Paul has also come under attack from congresswoman Michele Bachmann, the founder of the Tea Party caucus in the House of Representatives, who won the Ames straw poll last August but is now in last place in the polls.
After Iowa state senator Kent Sorenson defected from Bachmann’s campaign to Paul’s last week, Bachmann accused Paul of bribery. “[Sorenson] told me that he was offered money, he was offered a lot of money by the Ron Paul campaign,” she said.
Evangelicals will cast some 40 per cent of the vote in Iowa, and that share is fought over by Texas governor Rick Perry, Bachmann and Santorum.
Perry has brazenly exploited stained glass windows, steeples and a crucifix in his television advertisements. He advocates using Predator drones and the US army against immigrants on the Mexican border, and portrays Bachmann, Santorum and Gingrich as Washington insiders.
“Expecting them to overhaul Washington is asking a fox to guard the henhouse,” a statement from the Perry campaign said.
An old truism says there are “only three tickets out of Iowa” – first, second or third place. Those who lose in both Iowa and New Hampshire may dance for a while, like chickens with their heads cut off, trying to hold on for the January 21st South Carolina primary, where socially conservative evangelicals will again stand a chance.
HOW IT'S DONE
At 7pm local time today, some 120,000 registered Iowan Republicans will converge on schools, churches, homes and public buildings that have been pre-designated as caucus places. There are 1,774 voting precincts in Iowa – originally established so no one had to travel more than a day on horseback. But many hold joint caucuses, so there will be several hundred meetings.
Unlike the primary states, where polling stations are open all day and it takes only a moment to drop a ballot into a box, participating in a caucus requires a commitment of several hours. You have to go out in the dark, in sub-zero weather, and listen to last appeals by advocates of all six participating candidates, vote and wait for the tally, which is communicated to the Iowa Republican Party headquarters.

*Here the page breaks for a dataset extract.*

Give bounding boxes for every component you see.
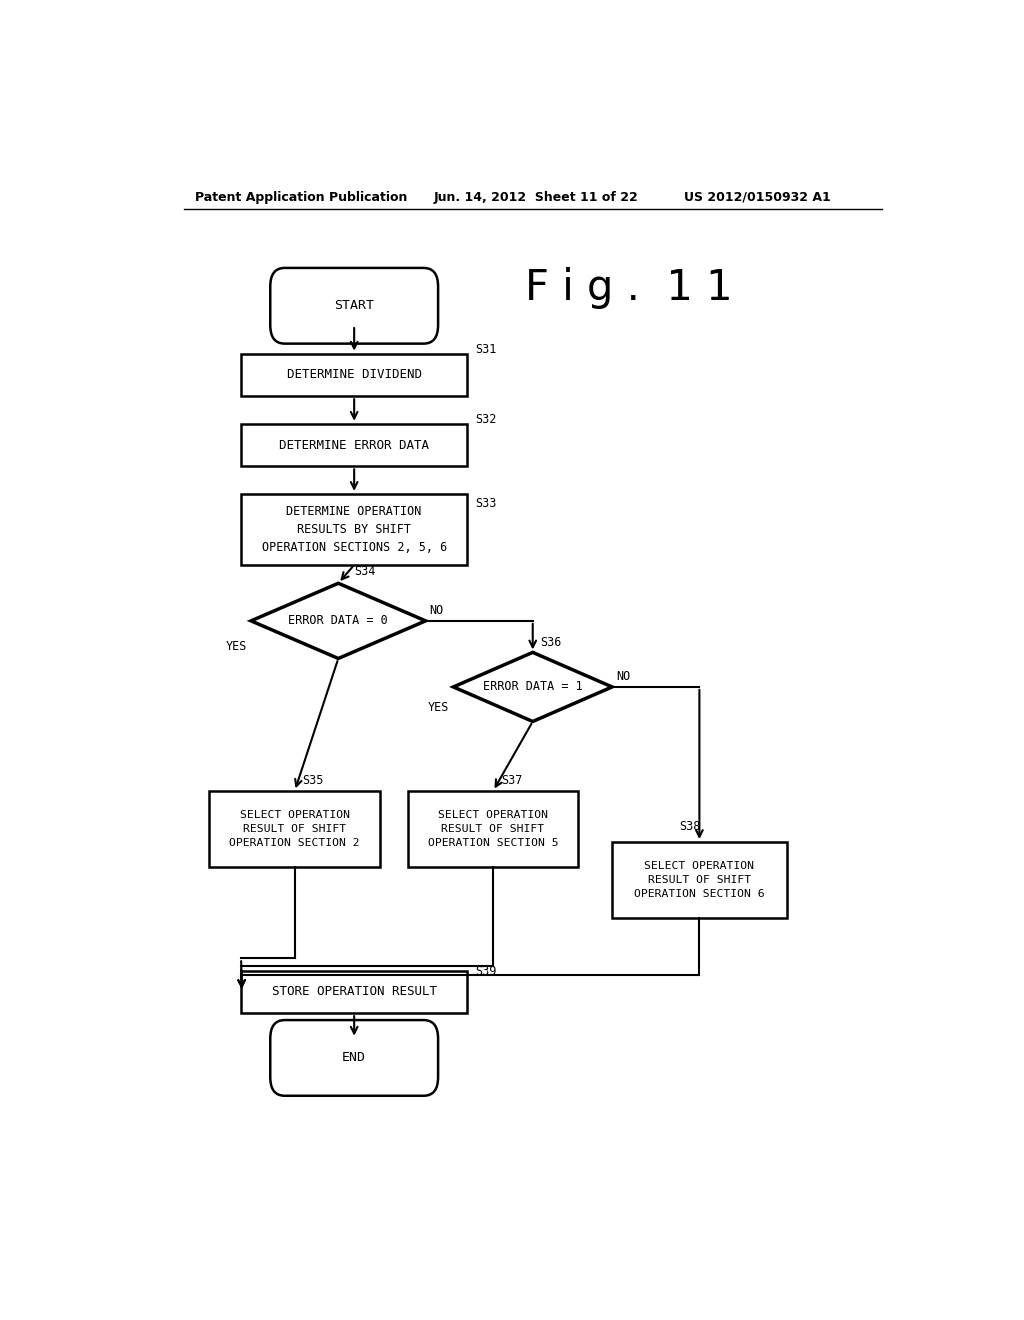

Each caucus begins with the pledge of allegiance. A chair and secretary are elected to run the meeting and take notes. Republicans vote by secret ballot, a less colourful event than the standing clusters formed by Democrats in their caucuses, where shifts in opinion are made visible by people walking across rooms.

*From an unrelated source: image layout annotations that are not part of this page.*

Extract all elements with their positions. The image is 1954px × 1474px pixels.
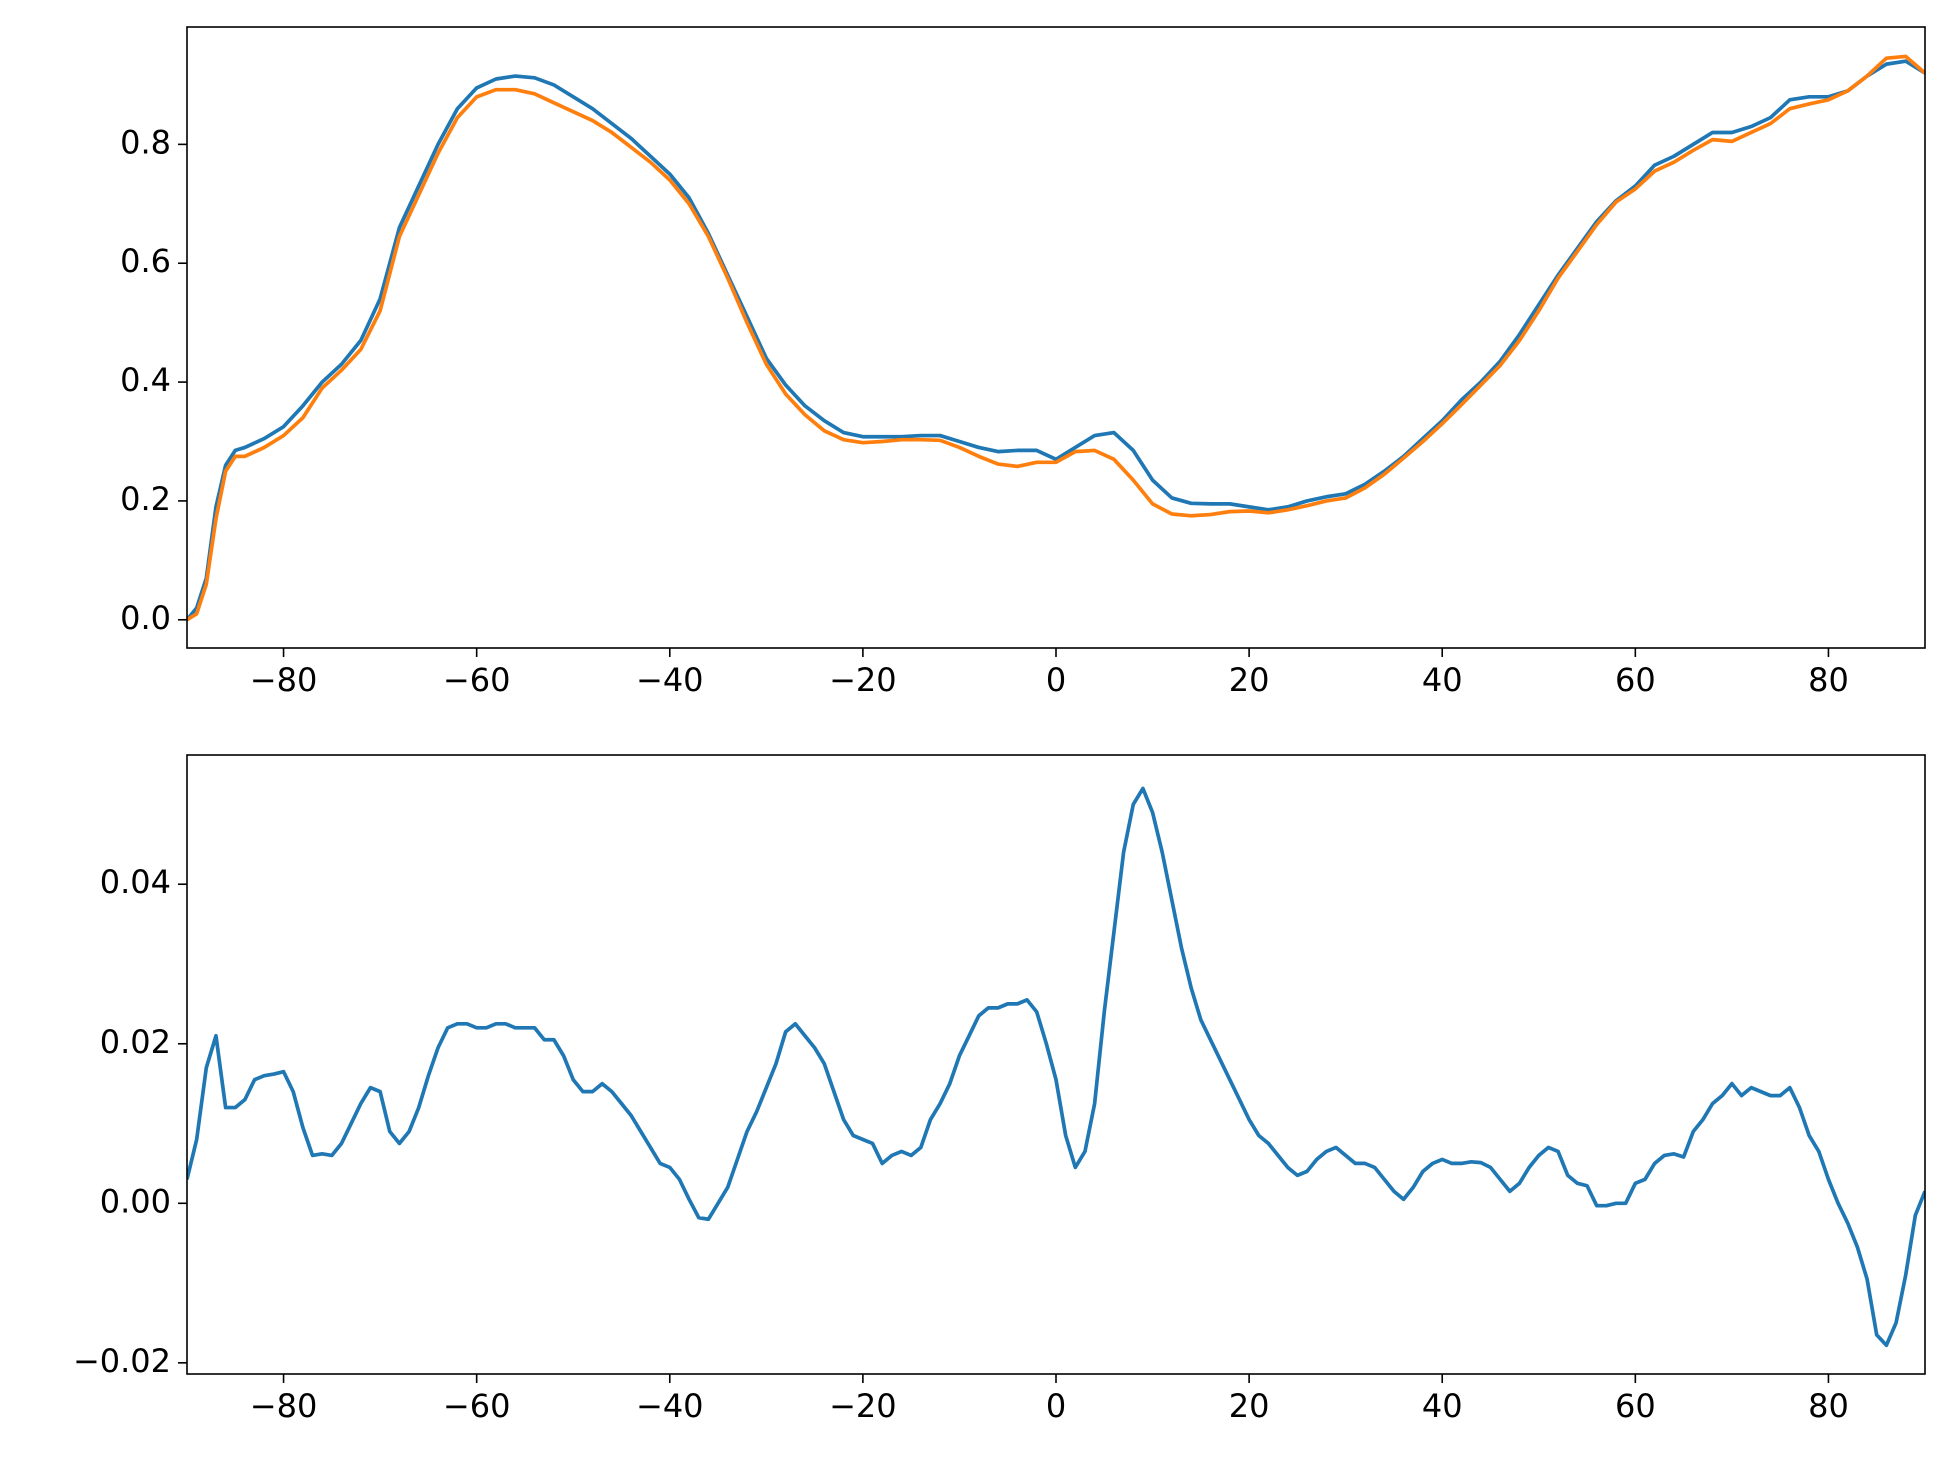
y-tick-label: 0.2 [120,480,171,518]
x-tick-label: 0 [1046,1387,1066,1425]
x-tick-label: 60 [1615,661,1656,699]
data-line [187,786,1925,1348]
y-tick-label: 0.04 [100,863,171,901]
data-line [187,54,1925,622]
x-tick-label: 0 [1046,661,1066,699]
x-tick-label: −40 [636,661,704,699]
x-tick-label: −20 [829,661,897,699]
y-tick-label: 0.00 [100,1182,171,1220]
x-tick-label: 80 [1808,661,1849,699]
x-tick-label: 20 [1229,1387,1270,1425]
x-tick-label: −80 [250,1387,318,1425]
y-tick-label: 0.6 [120,242,171,280]
x-tick-label: 20 [1229,661,1270,699]
x-tick-label: −60 [443,1387,511,1425]
x-tick-label: 40 [1422,1387,1463,1425]
axes-frame [186,26,1926,649]
y-tick-label: 0.8 [120,123,171,161]
data-line [187,59,1925,621]
y-tick-label: 0.4 [120,361,171,399]
y-tick-label: 0.02 [100,1023,171,1061]
x-tick-label: 60 [1615,1387,1656,1425]
x-tick-label: 40 [1422,661,1463,699]
x-tick-label: −20 [829,1387,897,1425]
x-tick-label: −60 [443,661,511,699]
y-tick-label: −0.02 [73,1342,171,1380]
x-tick-label: 80 [1808,1387,1849,1425]
y-tick-label: 0.0 [120,599,171,637]
x-tick-label: −40 [636,1387,704,1425]
axes-frame [186,754,1926,1375]
x-tick-label: −80 [250,661,318,699]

Despite the unpredictability of tonight’s vote, there is little of the excitement of four years ago when Barack Obama beat Hillary Clinton in Iowa, setting him on the path to the White House. Because Mr Obama is unchallenged, tonight’s Democratic caucuses will focus on policy issues.

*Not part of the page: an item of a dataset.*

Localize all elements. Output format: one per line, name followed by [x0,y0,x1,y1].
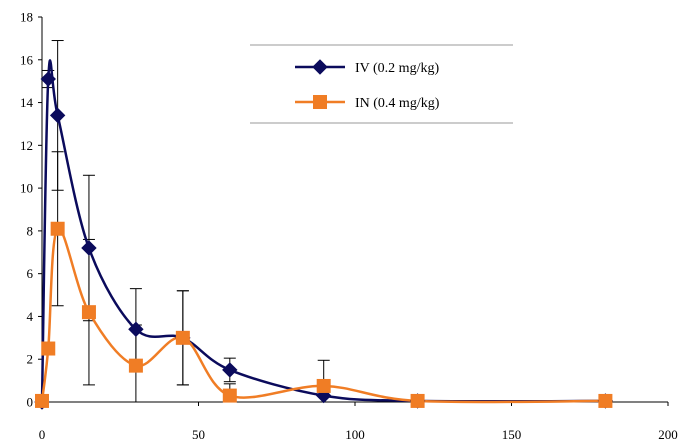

Iowa is proud of its “first in the nation” status. Residents see themselves replicating the agora and forum of ancient Greece and Rome.
“The Iowa caucuses are a great tradition here in America,” says Bill Schickel, co-chair of the Iowa Republican party. “They represent grassroots democracy at its best. People pay so much attention because this is an example of what America is all about.”
Every four years, when it opens the presidential election season, Iowa is famous for the political equivalent of Andy Warhol’s 15 minutes.
“Iowa is not first because it’s important; it’s important because it’s first,” explains Dennis Goldford, professor of politics at Drake University.